Earliest records of fruit fly genetics research donated to Indiana University

IU's international reputation for Drosophila research attracts donation of collection for preservation

As the site of three world-renowned resources on fruit fly genetics, Indiana University Bloomington has been called the "mecca" of fruit fly genetics. A recent donation of "sacred texts" of the field will be held at IU's Lilly Library, establishing a historical base to study the genesis of American genetics.

Last year, IU Distinguished Professor of Biology Thomas Kaufman obtained an important collection of early 20th-century publications on the genetics of fruit flies -- or Drosophila -- from the late William Gelbart, an influential researcher in the field who passed away in 2015.

"This is a printed record of the day-to-day life in the early Drosophila group, which was the founding school for American genetics," said Kaufman, who has long played a leadership role in IU's Drosophila expertise and the American genetics research community.

The cover of the Drosophila Information Service CollectionView print quality image
The cover of the Drosophila Information Service collection. Photo courtesy of Elise Calvi

The collection notably includes an entire collection of the Drosophila Information Service, known as DIS, the seminal journal dedicated to fruit fly genetics. Their pages contain some of the earliest scientific writings on Drosophila and predate the insect's rise as one of the most important tools researchers use to study basic mechanisms of human biology.

Kaufman obtained the collection as a result of his strong friendship with Gelbart, one of the founders of FlyBase, a multisite database on fruit fly genetics on which Kaufman served as a co-director. Other centers dedicated to Drosophila at IU are the Bloomington Drosophila Stock Center, a site that distributes thousands of its stocks of more than 71,000 genetic strains of fruit flies weekly across the globe; and the Drosophila Genomics Resource Center, which provides the research community with greater access to genetic data of fruit flies.

Before Gelbart's death, Kaufman asked Gelbart's wife, Susan, about the collection, since he also had similar documents.

"We thought we should put it all together and donate it some place where they're going to keep it and where it can be utilized and appreciated," Kaufman said.

Gelbart himself had inherited some of the collection from Edward B. Lewis, a famous fly biologist and winner of the 1995 Nobel Prize in Physiology or Medicine. Other items originally belonged to Alfred Sturtevant, a geneticist who was one of the original members of Thomas Hunt Morgan's "Fly Room" at Columbia University, the place often considered to be the birthplace of modern genetics research in the early 1900s.

Elise Calvi, left, and Thomas Kaufman holding the collection.View print quality image
Elise Calvi, left, and Thomas Kaufman holding the collection. Photo courtesy of Brian Calvi

Specifically, the Gelbart contribution includes Sturtevant's collection, the source of the Drosophila Information Service papers, as well as a first issue of the journal Genetics from 1916, which originally belonged to Calvin Bridges. Bridges was another student in Morgan's lab who proved the chromosomal location of genes and published that finding in this first issue of the journal.

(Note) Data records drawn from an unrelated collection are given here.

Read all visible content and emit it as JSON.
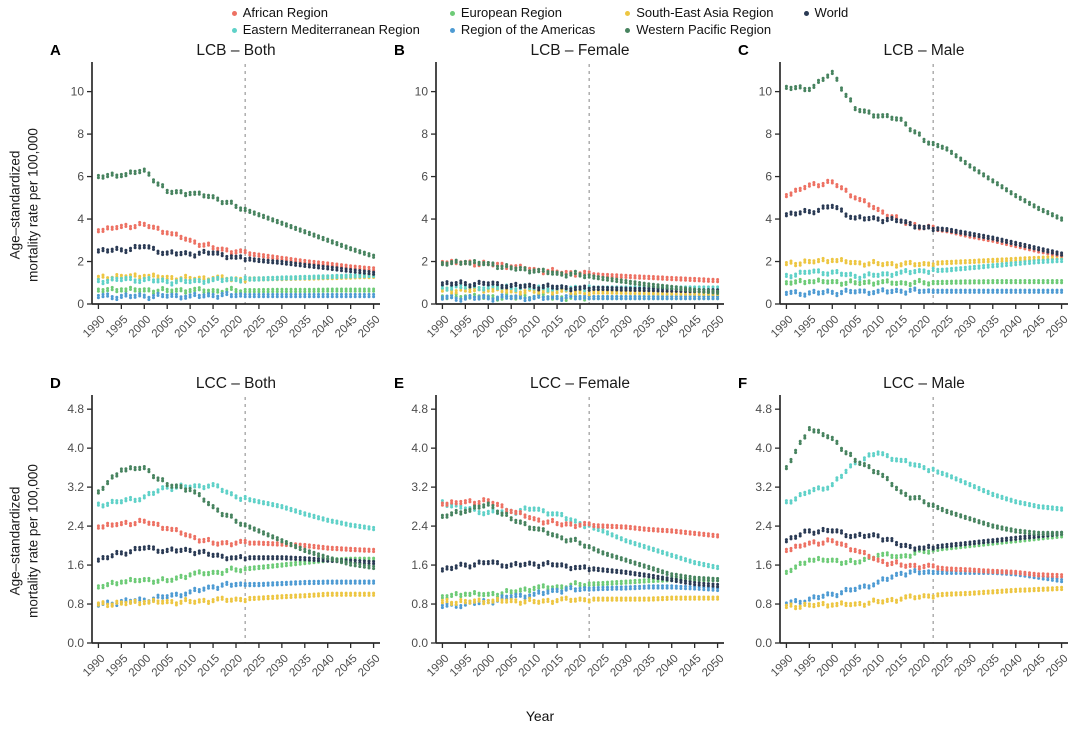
{
  "figure": {
    "y_axis_label_line1": "Age–standardized",
    "y_axis_label_line2": "mortality rate per 100,000",
    "x_axis_label": "Year",
    "forecast_year": 2022,
    "colors": {
      "background": "#ffffff",
      "axis": "#2b2b2b",
      "tick_label": "#4d4d4d",
      "dashed_line": "#9a9a9a",
      "title": "#1a1a1a"
    }
  },
  "legend": {
    "items": [
      {
        "label": "African Region",
        "color": "#ED7163"
      },
      {
        "label": "Eastern Mediterranean Region",
        "color": "#5FD1C8"
      },
      {
        "label": "European Region",
        "color": "#6DCB77"
      },
      {
        "label": "Region of the Americas",
        "color": "#4E9BD3"
      },
      {
        "label": "South-East Asia Region",
        "color": "#EDC642"
      },
      {
        "label": "Western Pacific Region",
        "color": "#47835F"
      },
      {
        "label": "World",
        "color": "#2A3A54"
      }
    ]
  },
  "chart_data": [
    {
      "panel": "A",
      "title": "LCB – Both",
      "type": "scatter",
      "row": 1,
      "x": [
        1990,
        1995,
        2000,
        2005,
        2010,
        2015,
        2020,
        2025,
        2030,
        2035,
        2040,
        2045,
        2050
      ],
      "ylim": [
        0,
        11.3
      ],
      "yticks": [
        0,
        2,
        4,
        6,
        8,
        10
      ],
      "ytick_labels": [
        "0",
        "2",
        "4",
        "6",
        "8",
        "10"
      ],
      "series": [
        {
          "name": "African Region",
          "values": [
            3.45,
            3.65,
            3.75,
            3.35,
            3.0,
            2.65,
            2.45,
            2.3,
            2.15,
            2.0,
            1.88,
            1.75,
            1.65
          ]
        },
        {
          "name": "Eastern Mediterranean Region",
          "values": [
            1.1,
            1.15,
            1.15,
            1.05,
            1.05,
            1.15,
            1.15,
            1.18,
            1.22,
            1.25,
            1.28,
            1.32,
            1.35
          ]
        },
        {
          "name": "European Region",
          "values": [
            0.65,
            0.66,
            0.66,
            0.64,
            0.63,
            0.63,
            0.63,
            0.63,
            0.64,
            0.64,
            0.65,
            0.65,
            0.65
          ]
        },
        {
          "name": "Region of the Americas",
          "values": [
            0.35,
            0.36,
            0.37,
            0.37,
            0.38,
            0.4,
            0.4,
            0.4,
            0.4,
            0.4,
            0.4,
            0.4,
            0.4
          ]
        },
        {
          "name": "South-East Asia Region",
          "values": [
            1.25,
            1.3,
            1.3,
            1.25,
            1.2,
            1.2,
            1.18,
            1.18,
            1.2,
            1.22,
            1.24,
            1.27,
            1.3
          ]
        },
        {
          "name": "Western Pacific Region",
          "values": [
            6.0,
            6.05,
            6.3,
            5.3,
            5.2,
            5.05,
            4.6,
            4.2,
            3.8,
            3.4,
            3.0,
            2.6,
            2.25
          ]
        },
        {
          "name": "World",
          "values": [
            2.5,
            2.55,
            2.7,
            2.4,
            2.35,
            2.4,
            2.2,
            2.05,
            1.95,
            1.82,
            1.7,
            1.57,
            1.45
          ]
        }
      ]
    },
    {
      "panel": "B",
      "title": "LCB – Female",
      "type": "scatter",
      "row": 1,
      "x": [
        1990,
        1995,
        2000,
        2005,
        2010,
        2015,
        2020,
        2025,
        2030,
        2035,
        2040,
        2045,
        2050
      ],
      "ylim": [
        0,
        11.3
      ],
      "yticks": [
        0,
        2,
        4,
        6,
        8,
        10
      ],
      "ytick_labels": [
        "0",
        "2",
        "4",
        "6",
        "8",
        "10"
      ],
      "series": [
        {
          "name": "African Region",
          "values": [
            1.95,
            1.95,
            1.9,
            1.75,
            1.62,
            1.5,
            1.42,
            1.35,
            1.3,
            1.25,
            1.2,
            1.15,
            1.1
          ]
        },
        {
          "name": "Eastern Mediterranean Region",
          "values": [
            0.8,
            0.8,
            0.8,
            0.78,
            0.76,
            0.75,
            0.75,
            0.75,
            0.75,
            0.75,
            0.75,
            0.75,
            0.75
          ]
        },
        {
          "name": "European Region",
          "values": [
            0.33,
            0.33,
            0.33,
            0.32,
            0.32,
            0.31,
            0.3,
            0.3,
            0.3,
            0.3,
            0.3,
            0.3,
            0.3
          ]
        },
        {
          "name": "Region of the Americas",
          "values": [
            0.28,
            0.28,
            0.29,
            0.3,
            0.3,
            0.3,
            0.3,
            0.3,
            0.3,
            0.3,
            0.3,
            0.3,
            0.3
          ]
        },
        {
          "name": "South-East Asia Region",
          "values": [
            0.65,
            0.66,
            0.65,
            0.62,
            0.6,
            0.58,
            0.57,
            0.56,
            0.55,
            0.53,
            0.52,
            0.51,
            0.5
          ]
        },
        {
          "name": "Western Pacific Region",
          "values": [
            1.9,
            1.95,
            1.9,
            1.7,
            1.55,
            1.45,
            1.37,
            1.2,
            1.05,
            0.9,
            0.78,
            0.65,
            0.55
          ]
        },
        {
          "name": "World",
          "values": [
            0.95,
            0.96,
            0.95,
            0.87,
            0.82,
            0.78,
            0.75,
            0.73,
            0.7,
            0.68,
            0.65,
            0.63,
            0.62
          ]
        }
      ]
    },
    {
      "panel": "C",
      "title": "LCB – Male",
      "type": "scatter",
      "row": 1,
      "x": [
        1990,
        1995,
        2000,
        2005,
        2010,
        2015,
        2020,
        2025,
        2030,
        2035,
        2040,
        2045,
        2050
      ],
      "ylim": [
        0,
        11.3
      ],
      "yticks": [
        0,
        2,
        4,
        6,
        8,
        10
      ],
      "ytick_labels": [
        "0",
        "2",
        "4",
        "6",
        "8",
        "10"
      ],
      "series": [
        {
          "name": "African Region",
          "values": [
            5.1,
            5.6,
            5.75,
            5.0,
            4.45,
            3.9,
            3.6,
            3.45,
            3.2,
            3.0,
            2.75,
            2.5,
            2.3
          ]
        },
        {
          "name": "Eastern Mediterranean Region",
          "values": [
            1.35,
            1.5,
            1.5,
            1.3,
            1.35,
            1.5,
            1.55,
            1.6,
            1.7,
            1.8,
            1.9,
            2.0,
            2.05
          ]
        },
        {
          "name": "European Region",
          "values": [
            1.0,
            1.05,
            1.05,
            1.0,
            1.0,
            1.0,
            1.0,
            1.02,
            1.04,
            1.05,
            1.05,
            1.05,
            1.05
          ]
        },
        {
          "name": "Region of the Americas",
          "values": [
            0.5,
            0.52,
            0.55,
            0.57,
            0.6,
            0.6,
            0.6,
            0.6,
            0.6,
            0.6,
            0.6,
            0.6,
            0.6
          ]
        },
        {
          "name": "South-East Asia Region",
          "values": [
            1.9,
            2.0,
            2.05,
            1.95,
            1.9,
            1.85,
            1.9,
            1.95,
            2.0,
            2.05,
            2.1,
            2.15,
            2.2
          ]
        },
        {
          "name": "Western Pacific Region",
          "values": [
            10.2,
            10.1,
            10.9,
            9.2,
            8.85,
            8.7,
            7.7,
            7.3,
            6.5,
            5.8,
            5.1,
            4.5,
            4.0
          ]
        },
        {
          "name": "World",
          "values": [
            4.2,
            4.35,
            4.6,
            4.05,
            4.0,
            3.9,
            3.6,
            3.5,
            3.3,
            3.1,
            2.85,
            2.6,
            2.35
          ]
        }
      ]
    },
    {
      "panel": "D",
      "title": "LCC – Both",
      "type": "scatter",
      "row": 2,
      "x": [
        1990,
        1995,
        2000,
        2005,
        2010,
        2015,
        2020,
        2025,
        2030,
        2035,
        2040,
        2045,
        2050
      ],
      "ylim": [
        0,
        5.05
      ],
      "yticks": [
        0,
        0.8,
        1.6,
        2.4,
        3.2,
        4.0,
        4.8
      ],
      "ytick_labels": [
        "0.0",
        "0.8",
        "1.6",
        "2.4",
        "3.2",
        "4.0",
        "4.8"
      ],
      "series": [
        {
          "name": "African Region",
          "values": [
            2.38,
            2.45,
            2.5,
            2.35,
            2.2,
            2.05,
            2.05,
            2.05,
            2.03,
            2.0,
            1.95,
            1.92,
            1.9
          ]
        },
        {
          "name": "Eastern Mediterranean Region",
          "values": [
            2.85,
            2.9,
            3.0,
            3.2,
            3.2,
            3.25,
            3.0,
            2.9,
            2.8,
            2.65,
            2.52,
            2.42,
            2.35
          ]
        },
        {
          "name": "European Region",
          "values": [
            1.15,
            1.25,
            1.3,
            1.28,
            1.4,
            1.45,
            1.5,
            1.55,
            1.6,
            1.65,
            1.7,
            1.72,
            1.72
          ]
        },
        {
          "name": "Region of the Americas",
          "values": [
            0.78,
            0.85,
            0.88,
            0.95,
            1.05,
            1.15,
            1.2,
            1.2,
            1.22,
            1.24,
            1.25,
            1.25,
            1.25
          ]
        },
        {
          "name": "South-East Asia Region",
          "values": [
            0.8,
            0.82,
            0.83,
            0.85,
            0.85,
            0.87,
            0.9,
            0.92,
            0.95,
            0.97,
            1.0,
            1.0,
            1.0
          ]
        },
        {
          "name": "Western Pacific Region",
          "values": [
            3.1,
            3.55,
            3.6,
            3.25,
            3.15,
            2.8,
            2.5,
            2.3,
            2.1,
            1.9,
            1.75,
            1.62,
            1.55
          ]
        },
        {
          "name": "World",
          "values": [
            1.7,
            1.85,
            1.95,
            1.9,
            1.9,
            1.8,
            1.75,
            1.75,
            1.75,
            1.73,
            1.7,
            1.68,
            1.65
          ]
        }
      ]
    },
    {
      "panel": "E",
      "title": "LCC – Female",
      "type": "scatter",
      "row": 2,
      "x": [
        1990,
        1995,
        2000,
        2005,
        2010,
        2015,
        2020,
        2025,
        2030,
        2035,
        2040,
        2045,
        2050
      ],
      "ylim": [
        0,
        5.05
      ],
      "yticks": [
        0,
        0.8,
        1.6,
        2.4,
        3.2,
        4.0,
        4.8
      ],
      "ytick_labels": [
        "0.0",
        "0.8",
        "1.6",
        "2.4",
        "3.2",
        "4.0",
        "4.8"
      ],
      "series": [
        {
          "name": "African Region",
          "values": [
            2.85,
            2.9,
            2.92,
            2.7,
            2.55,
            2.45,
            2.42,
            2.4,
            2.38,
            2.33,
            2.3,
            2.25,
            2.2
          ]
        },
        {
          "name": "Eastern Mediterranean Region",
          "values": [
            2.9,
            2.75,
            2.68,
            2.7,
            2.75,
            2.65,
            2.45,
            2.3,
            2.1,
            1.95,
            1.8,
            1.65,
            1.55
          ]
        },
        {
          "name": "European Region",
          "values": [
            0.95,
            1.0,
            1.0,
            1.05,
            1.12,
            1.15,
            1.2,
            1.22,
            1.25,
            1.28,
            1.3,
            1.3,
            1.3
          ]
        },
        {
          "name": "Region of the Americas",
          "values": [
            0.75,
            0.8,
            0.85,
            0.95,
            1.0,
            1.08,
            1.1,
            1.12,
            1.13,
            1.15,
            1.15,
            1.13,
            1.1
          ]
        },
        {
          "name": "South-East Asia Region",
          "values": [
            0.85,
            0.85,
            0.85,
            0.87,
            0.85,
            0.87,
            0.9,
            0.9,
            0.9,
            0.9,
            0.92,
            0.92,
            0.92
          ]
        },
        {
          "name": "Western Pacific Region",
          "values": [
            2.6,
            2.7,
            2.85,
            2.55,
            2.35,
            2.2,
            2.05,
            1.85,
            1.7,
            1.55,
            1.4,
            1.33,
            1.3
          ]
        },
        {
          "name": "World",
          "values": [
            1.5,
            1.6,
            1.65,
            1.6,
            1.62,
            1.6,
            1.55,
            1.5,
            1.45,
            1.38,
            1.3,
            1.22,
            1.18
          ]
        }
      ]
    },
    {
      "panel": "F",
      "title": "LCC – Male",
      "type": "scatter",
      "row": 2,
      "x": [
        1990,
        1995,
        2000,
        2005,
        2010,
        2015,
        2020,
        2025,
        2030,
        2035,
        2040,
        2045,
        2050
      ],
      "ylim": [
        0,
        5.05
      ],
      "yticks": [
        0,
        0.8,
        1.6,
        2.4,
        3.2,
        4.0,
        4.8
      ],
      "ytick_labels": [
        "0.0",
        "0.8",
        "1.6",
        "2.4",
        "3.2",
        "4.0",
        "4.8"
      ],
      "series": [
        {
          "name": "African Region",
          "values": [
            1.9,
            2.05,
            2.1,
            1.9,
            1.7,
            1.6,
            1.57,
            1.52,
            1.5,
            1.47,
            1.45,
            1.4,
            1.38
          ]
        },
        {
          "name": "Eastern Mediterranean Region",
          "values": [
            2.9,
            3.1,
            3.25,
            3.7,
            3.9,
            3.75,
            3.6,
            3.45,
            3.25,
            3.05,
            2.9,
            2.8,
            2.75
          ]
        },
        {
          "name": "European Region",
          "values": [
            1.45,
            1.7,
            1.7,
            1.65,
            1.8,
            1.78,
            1.88,
            1.95,
            2.0,
            2.05,
            2.1,
            2.15,
            2.2
          ]
        },
        {
          "name": "Region of the Americas",
          "values": [
            0.8,
            0.9,
            1.0,
            1.1,
            1.25,
            1.43,
            1.45,
            1.45,
            1.45,
            1.45,
            1.42,
            1.35,
            1.28
          ]
        },
        {
          "name": "South-East Asia Region",
          "values": [
            0.75,
            0.78,
            0.78,
            0.8,
            0.85,
            0.9,
            0.97,
            1.0,
            1.02,
            1.05,
            1.08,
            1.1,
            1.12
          ]
        },
        {
          "name": "Western Pacific Region",
          "values": [
            3.6,
            4.4,
            4.2,
            3.75,
            3.5,
            3.1,
            2.9,
            2.7,
            2.55,
            2.4,
            2.3,
            2.25,
            2.25
          ]
        },
        {
          "name": "World",
          "values": [
            2.1,
            2.3,
            2.3,
            2.2,
            2.2,
            2.0,
            1.95,
            2.0,
            2.05,
            2.1,
            2.15,
            2.2,
            2.25
          ]
        }
      ]
    }
  ]
}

Each issue of Drosophila Information Service consists of detailed information describing new techniques, research reports, new mutants, teaching exercises, details on regional and national conferences, and general announcements for the research community -- as well as a bibliography of Drosophila publications.

"There is a philosophy in the field of Drosophila genetics that you freely share everything," Kaufman said. "That's what DIS is all about."

In this spirit, the donated collection is moving to its new home at IU's Lilly Library, where it will join Hermann Muller's research papers. While serving as a member of the IU faculty, Muller was named the winner of the 1946 Nobel Prize in Physiology or Medicine for the discovery that X-rays cause mutations.

Erika Dowell, associate director and curator of modern books and manuscripts at the IU Lilly Library, sees great potential for research in the new connections the collections will instigate.

"These materials have been handed around among well-known researchers," Dowell said. Digitization and databases will multiply access to the content.

Elise Calvi working in the preservation lab.View print quality image
Elise Calvi working in the preservation lab. Photo by Eric Rudd, Indiana University

The original physical documents offer a different kind of experience, she added. Research exists on a continuum in many scientific areas, and scientists often look back to early writings for reference and to spark new insight.

The treatment and preservation of the collection was led by Elise Calvi, head of General Preservation and Conservation Services at the IU Libraries.

"Everyone in this field around the world knows that IU is a center for fruit fly genetics research," she said. "These have historical importance, so I planned to do treatment that conserved them in their original form with as little change as possible."

There is also a personal connection between Calvi and the collection. Her husband, Brian Calvi, recently succeeded Kaufman as the director of FlyBase in Bloomington. He earned his Ph.D. from Harvard University in Gelbart's lab.

"These materials are not exactly typical for a rare-books library, but they're exceptionally important due to the university's prominence in Drosophila research and will be useful in both teaching and potential exhibition," Dowell added.